The following concepts are disarmingly subtle. I've seen incredibly smart people assume they knew them and then perpetually stumble over notation. I did it for years myself. Take a minute to read this carefully!

Perhaps the most fundamental concept in geometry is the concept of a point. Points occupy a position in space, and they can have names, e.g. point $A$, $C$, or more descriptive names like $B_{cm}$ for the center of mass of body $B$. We'll denote the position of the point by using a position vector $p^A$; that's $p$ for position, and not for point, because other geometric quantities can also have a position.

But let's be more careful. Position is actually a relative quantity. Really, we should only ever write the position of two points relative to each other. We'll use e.g. $^Ap^C$ to denote the position of $C$ measured from $A$. The left superscript looks mighty strange, but we'll see that it pays off once we start transforming points.

Every time we describe the (relative) position as a vector of numbers, we need to be explicit about the frame we are using, specifically the "expressed-in" frame. All of our frames are defined by orthogonal unit vectors that follow the "right-hand rule". We'll give a frame a name, too, like $F$. If I want to write the position of point $C$ measured from point $A$, expressed in frame $F$, I will write $^Ap^C_F$. If I ever want to get just a single component of that vector, e.g. the $x$ component, then I'll use $^Ap^C_{F_x}$. In some sense, the "expressed-in" frame is an implementation detail; it is only required once we want to represent the multibody quantity as a vector (e.g. in the computer).

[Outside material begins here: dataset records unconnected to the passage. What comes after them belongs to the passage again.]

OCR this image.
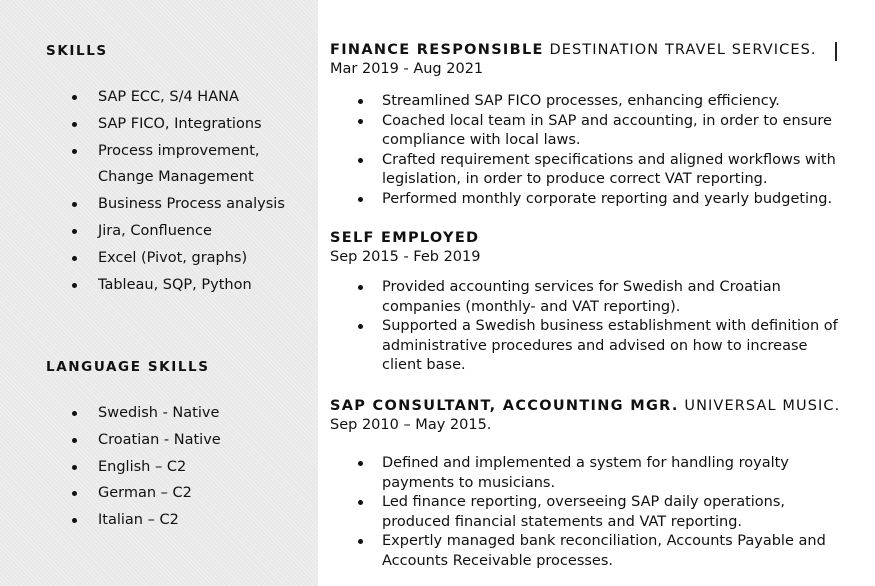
SKILLS
SAP ECC, S/4 HANA
SAP FICO, Integrations
Process improvement,
Change Management
Business Process analysis
Jira, Confluence
Excel (Pivot, graphs)
Tableau, SQP, Python
LANGUAGE SKILLS
Swedish - Native
Croatian - Native
English – C2
German – C2
Italian – C2
FINANCE RESPONSIBLE DESTINATION TRAVEL SERVICES.
Mar 2019 - Aug 2021
Streamlined SAP FICO processes, enhancing efficiency.
Coached local team in SAP and accounting, in order to ensure compliance with local laws.
Crafted requirement specifications and aligned workflows with legislation, in order to produce correct VAT reporting.
Performed monthly corporate reporting and yearly budgeting.
SELF EMPLOYED
Sep 2015 - Feb 2019
Provided accounting services for Swedish and Croatian companies (monthly- and VAT reporting).
Supported a Swedish business establishment with definition of administrative procedures and advised on how to increase client base.
SAP CONSULTANT, ACCOUNTING MGR. UNIVERSAL MUSIC.
Sep 2010 – May 2015.
Defined and implemented a system for handling royalty payments to musicians.
Led finance reporting, overseeing SAP daily operations, produced financial statements and VAT reporting.
Expertly managed bank reconciliation, Accounts Payable and Accounts Receivable processes.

That is seriously heavy notation. I don't love it myself, but it's the most durable I've got, and we'll have shorthand for when the context is clear. There are a few very special frames. We use $W$ to denote the world frame. We think about the world frame in Drake using vehicle coordinates (positive $x$ to the front, positive $y$ to the left, and positive $z$ is up). The other particularly special frames are the body frames: every body in the multibody physics engine has a unique frame attached to it. We'll typically use $B_i$ to denote the frame for body $i$.

Frames have a position, too -- it coincides with the frame origin. So it is perfectly valid to write $^Wp^A_W$ to denote the position of point $A$ measured from the origin of the world frame, expressed in the world frame. Here is where the shorthand comes in. If the position of a quantity is measured from a frame, and expressed in the same frame, then we can safely omit the subscript. $^Fp^A \equiv {^Fp^A_F}$. Furthermore, if the "measured from" field is omitted, then we assume that the point is measured from $W$, so $p^A \equiv {}^Wp^A_W$.

Frames also have an orientation. We'll use $R$ to denote a rotation, and follow the same notation, writing $^BR^A$ to denote the orientation of frame $A$ measured from frame $B$. Unlike vectors, pure rotations do not have an additional "expressed in" frame.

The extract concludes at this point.